Some exiles even fled to Canada and the United States, where a U.S. immigration judge criticized the German government’s persecution when granting a family asylum. “We can’t expect every country to follow our Constitution. The world might be a better place if it did. However, the rights being violated here are basic human rights that no country has a right to violate,” explained federal U.S. Judge Lawrence Burman in his decision.

Global Conference

Neubronner was speaking not only as a persecuted homeschooling parent, but also as the vice-chairwoman of the first ever Global Home Education Conference (GHEC). Converging on Berlin from October 31 to November 4, some 200 homeschooling leaders, attorneys, policymakers, human rights activists, and experts held a historic conference uniting proponents of home education from all over the world. More than two dozen countries from every continent except Antarctica were represented.
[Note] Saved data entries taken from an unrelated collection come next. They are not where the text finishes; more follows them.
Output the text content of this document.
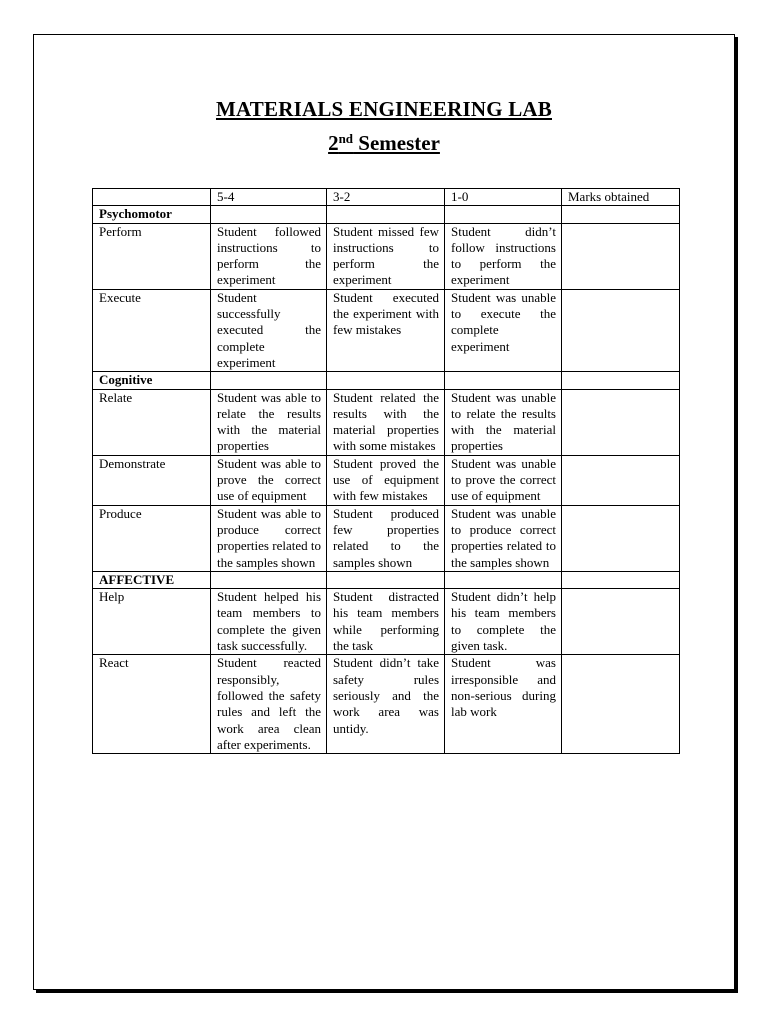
MATERIALS ENGINEERING LAB
2nd Semester
	5-4	3-2	1-0	Marks obtained
Psychomotor				
Perform	Student followed instructions to perform the experiment	Student missed few instructions to perform the experiment	Student didn’t follow instructions to perform the experiment	
Execute	Student successfully executed the complete experiment	Student executed the experiment with few mistakes	Student was unable to execute the complete experiment	
Cognitive				
Relate	Student was able to relate the results with the material properties	Student related the results with the material properties with some mistakes	Student was unable to relate the results with the material properties	
Demonstrate	Student was able to prove the correct use of equipment	Student proved the use of equipment with few mistakes	Student was unable to prove the correct use of equipment	
Produce	Student was able to produce correct properties related to the samples shown	Student produced few properties related to the samples shown	Student was unable to produce correct properties related to the samples shown	
AFFECTIVE				
Help	Student helped his team members to complete the given task successfully.	Student distracted his team members while performing the task	Student didn’t help his team members to complete the given task.	
React	Student reacted responsibly, followed the safety rules and left the work area clean after experiments.	Student didn’t take safety rules seriously and the work area was untidy.	Student was irresponsible and non-serious during lab work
The diversity among attendees was astounding: Christians, secularists, conservatives, liberals, libertarians, and more, all working together to promote homeschooling and human rights worldwide. By the end of the summit, activists began returning to their homelands armed with a historic declaration and a new sense of unity across borders and beliefs in the effort to expand that natural right to freedom in education.

Of course, much of GHEC dealt with subjects that can only be described as depressing — vicious persecution of home educating families in countries like Germany and Sweden, for example. Tears were shed during more than a few other workshops held at the gathering, as parents told of their courageous struggles to educate their children in the face of hostile authorities. Homeschooling in forced exile was a regular topic, too.

However, a sense of optimism radiated from the newly emboldened participants: confidence that educational liberty, despite the current difficulties, will eventually triumph over the forces seeking to quash it. And today, parental rights over the education of children are almost universally recognized, leaders said, at least in parts of the world not ruled by open dictatorships.

In terms of homeschooling, the United States was frequently referenced as a special success story and, in many respects, a beacon of educational liberty and hope for the planet. But even worldwide, according to experts who spoke to The New American at the summit, the trends are mostly encouraging as well.

Even the controversial United Nations’ so-called Universal Declaration of Human Rights, for example — while largely a list of government-issued privileges purportedly revocable on a whim — concedes that “parents have a prior right to choose the kind of education that shall be given to their children,” as more than a few activists at the conference pointed out. Multiple European human rights treaties enshrine parental rights and home education as well.

However, under certain totalitarian regimes, as well as in Sweden and Germany, those rights, which in reality are unalienable regardless of what international documents say, are often trampled upon by government. Still, activists, liberty-minded policymakers, and homeschooling parents — even those not directly affected by the lawless persecution — vowed not to give up in the battle to protect and expand the right of families everywhere, not politicians, to direct the education and upbringing of children.

In an interview at the summit, Michael Farris, founder and chairman of the U.S.-based Home School Legal Defense Association (HSLDA) and chancellor of Patrick Henry College told The New American that governments persecuting homeschoolers should be identified for what they are: “rogue states” that do not deserve to be considered “civilized.” According to the world-renowned expert, who cited a wide array of human rights treaties and agreements, such regimes are violating some of the most fundamental internationally accepted human rights norms.

“We need to stand up for freedom everywhere,” Farris concluded, noting that the conference was held in Berlin partly for the symbolism — the wall coming down and the triumph of freedom — but also to draw attention to the German government’s outlandish violations of human rights. At its core, Farris added, the battle over home education is really a conflict between liberty and socialism, which are inherently incompatible. Liberty must win out.